ImClone Systems Inc.'s stock fell more than 20 percent Thursday on news that the Securities and Exchange Commission is considering taking action against the company for reasons related to ImClone's receipt of the FDA rejection notice for the cancer drug Erbitux.
The SEC on Wednesday issued ImClone, of New York, a "Wells Notice" indicating that action is possible. Under the Wells process, the company has the right to respond in writing to the commission before SEC staff makes a formal recommendation regarding what action, if any, will be brought against the company.
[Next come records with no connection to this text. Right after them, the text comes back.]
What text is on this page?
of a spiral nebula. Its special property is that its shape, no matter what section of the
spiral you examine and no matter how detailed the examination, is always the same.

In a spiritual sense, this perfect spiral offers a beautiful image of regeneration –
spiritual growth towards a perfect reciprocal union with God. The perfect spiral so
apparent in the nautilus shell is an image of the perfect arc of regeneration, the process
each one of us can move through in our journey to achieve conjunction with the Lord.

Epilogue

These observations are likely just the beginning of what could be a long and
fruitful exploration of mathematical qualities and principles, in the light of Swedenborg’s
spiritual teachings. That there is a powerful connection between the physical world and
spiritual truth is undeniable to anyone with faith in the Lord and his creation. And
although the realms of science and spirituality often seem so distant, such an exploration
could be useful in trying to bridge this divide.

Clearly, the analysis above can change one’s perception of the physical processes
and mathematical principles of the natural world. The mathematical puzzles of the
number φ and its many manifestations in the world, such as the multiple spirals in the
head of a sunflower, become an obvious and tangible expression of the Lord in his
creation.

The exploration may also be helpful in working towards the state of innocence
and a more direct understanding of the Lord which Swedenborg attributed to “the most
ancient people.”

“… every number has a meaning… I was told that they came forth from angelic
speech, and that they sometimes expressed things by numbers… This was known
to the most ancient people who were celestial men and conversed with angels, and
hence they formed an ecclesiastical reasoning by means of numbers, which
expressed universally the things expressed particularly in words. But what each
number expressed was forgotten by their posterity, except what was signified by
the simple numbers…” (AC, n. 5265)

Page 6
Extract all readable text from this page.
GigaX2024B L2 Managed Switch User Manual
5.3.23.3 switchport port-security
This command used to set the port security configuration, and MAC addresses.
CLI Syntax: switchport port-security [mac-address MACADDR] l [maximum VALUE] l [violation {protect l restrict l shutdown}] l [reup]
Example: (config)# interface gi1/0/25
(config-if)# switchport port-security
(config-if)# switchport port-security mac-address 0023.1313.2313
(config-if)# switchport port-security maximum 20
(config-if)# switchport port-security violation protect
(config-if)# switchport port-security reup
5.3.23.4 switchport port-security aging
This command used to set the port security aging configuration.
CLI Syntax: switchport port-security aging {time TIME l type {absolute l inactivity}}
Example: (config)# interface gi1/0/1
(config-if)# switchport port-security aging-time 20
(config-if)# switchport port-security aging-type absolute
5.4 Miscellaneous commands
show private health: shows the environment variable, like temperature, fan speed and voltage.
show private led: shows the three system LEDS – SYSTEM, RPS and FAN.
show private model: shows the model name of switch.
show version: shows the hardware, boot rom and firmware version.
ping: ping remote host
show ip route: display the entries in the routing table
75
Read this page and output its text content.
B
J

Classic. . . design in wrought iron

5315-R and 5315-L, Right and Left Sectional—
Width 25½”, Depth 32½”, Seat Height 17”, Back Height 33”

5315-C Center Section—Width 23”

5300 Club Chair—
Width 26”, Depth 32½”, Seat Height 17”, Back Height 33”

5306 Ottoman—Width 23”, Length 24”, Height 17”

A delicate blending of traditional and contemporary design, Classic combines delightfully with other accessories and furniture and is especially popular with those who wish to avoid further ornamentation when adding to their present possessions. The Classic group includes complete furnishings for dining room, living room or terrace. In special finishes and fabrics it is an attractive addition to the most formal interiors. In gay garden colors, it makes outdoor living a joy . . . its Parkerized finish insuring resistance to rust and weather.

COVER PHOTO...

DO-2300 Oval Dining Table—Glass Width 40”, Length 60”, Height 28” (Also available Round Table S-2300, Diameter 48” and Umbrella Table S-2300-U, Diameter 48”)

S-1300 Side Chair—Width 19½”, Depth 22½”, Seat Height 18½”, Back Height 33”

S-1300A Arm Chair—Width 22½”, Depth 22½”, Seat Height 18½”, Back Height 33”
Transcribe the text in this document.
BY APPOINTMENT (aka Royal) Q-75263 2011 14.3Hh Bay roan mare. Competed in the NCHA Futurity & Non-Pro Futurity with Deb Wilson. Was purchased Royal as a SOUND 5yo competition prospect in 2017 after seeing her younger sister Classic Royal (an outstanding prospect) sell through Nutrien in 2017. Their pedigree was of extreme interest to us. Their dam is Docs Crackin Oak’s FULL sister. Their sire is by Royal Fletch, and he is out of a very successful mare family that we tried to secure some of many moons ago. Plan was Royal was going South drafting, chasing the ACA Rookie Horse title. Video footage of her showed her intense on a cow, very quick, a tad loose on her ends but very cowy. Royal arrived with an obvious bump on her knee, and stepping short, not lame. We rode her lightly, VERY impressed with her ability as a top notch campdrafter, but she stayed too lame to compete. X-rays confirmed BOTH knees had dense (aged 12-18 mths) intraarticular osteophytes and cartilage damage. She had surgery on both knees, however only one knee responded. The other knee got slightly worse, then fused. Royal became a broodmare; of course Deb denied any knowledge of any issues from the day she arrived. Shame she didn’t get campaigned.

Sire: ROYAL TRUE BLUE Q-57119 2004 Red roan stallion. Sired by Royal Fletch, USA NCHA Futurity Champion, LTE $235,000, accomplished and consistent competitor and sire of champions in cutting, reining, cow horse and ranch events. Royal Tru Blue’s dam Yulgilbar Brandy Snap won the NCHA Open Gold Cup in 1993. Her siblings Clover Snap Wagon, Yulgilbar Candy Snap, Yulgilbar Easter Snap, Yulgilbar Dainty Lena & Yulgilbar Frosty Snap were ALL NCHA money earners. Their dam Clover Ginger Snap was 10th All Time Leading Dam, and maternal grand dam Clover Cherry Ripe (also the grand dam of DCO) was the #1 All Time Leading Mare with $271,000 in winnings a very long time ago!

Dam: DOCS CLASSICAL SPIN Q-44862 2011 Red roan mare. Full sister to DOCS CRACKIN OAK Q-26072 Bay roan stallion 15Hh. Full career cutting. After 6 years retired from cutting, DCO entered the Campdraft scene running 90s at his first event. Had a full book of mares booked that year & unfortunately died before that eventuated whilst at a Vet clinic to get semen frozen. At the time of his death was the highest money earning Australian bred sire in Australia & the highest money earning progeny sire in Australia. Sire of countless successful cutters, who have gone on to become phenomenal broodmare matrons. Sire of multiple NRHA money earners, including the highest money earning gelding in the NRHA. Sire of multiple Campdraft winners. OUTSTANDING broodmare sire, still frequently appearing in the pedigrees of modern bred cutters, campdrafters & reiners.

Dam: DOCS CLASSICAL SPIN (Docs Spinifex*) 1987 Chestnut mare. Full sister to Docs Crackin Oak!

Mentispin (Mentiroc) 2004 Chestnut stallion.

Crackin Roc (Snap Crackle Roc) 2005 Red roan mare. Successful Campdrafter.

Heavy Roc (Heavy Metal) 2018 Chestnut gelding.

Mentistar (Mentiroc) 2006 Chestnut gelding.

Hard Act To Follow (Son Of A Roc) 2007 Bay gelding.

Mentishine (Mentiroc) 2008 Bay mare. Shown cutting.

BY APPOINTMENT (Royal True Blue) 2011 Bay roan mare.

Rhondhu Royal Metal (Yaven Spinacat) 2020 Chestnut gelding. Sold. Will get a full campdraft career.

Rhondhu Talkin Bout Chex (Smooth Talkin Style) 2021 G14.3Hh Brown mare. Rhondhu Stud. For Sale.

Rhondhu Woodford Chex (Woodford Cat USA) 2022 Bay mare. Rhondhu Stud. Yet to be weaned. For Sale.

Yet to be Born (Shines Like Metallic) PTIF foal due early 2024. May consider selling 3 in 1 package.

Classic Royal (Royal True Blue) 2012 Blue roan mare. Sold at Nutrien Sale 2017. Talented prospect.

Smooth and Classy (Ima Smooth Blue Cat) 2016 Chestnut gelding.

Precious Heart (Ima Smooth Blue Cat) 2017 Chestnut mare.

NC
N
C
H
ImClone's stock (NASDAQ:IMCL) closed Thursday at $9.03, down $2.38, or 20.9 percent.
ImClone released a prepared statement saying that it "reiterates its intention to cooperate fully with the SEC in the course of its investigation."
The trouble surrounds the Dec. 28 "refuse-to-file" (RTF) letter issued in response to the Erbitux rolling biologics license application filed by ImClone. Industry observers speculate that ImClone - specifically former CEO Samuel Waksal - downplayed the serious nature of the letter to investors.
In a conference call with 800 listeners on Dec. 28, Waksal said the RTF letter was based on a missing "train of documentation leading from the raw data to the conclusions." (See BioWorld Today, Jan. 3, 2002.)
Waksal last week was arrested on insider trading charges related to advising friends and family to sell company stock ahead of the public release of the FDA letter. He was released on $10 million bond, including a $5 million up-front cash payment. (See BioWorld Today, June 14, 2002.)
The House Energy and Commerce Committee is investigating ImClone's business transactions and development practices related to Erbitux.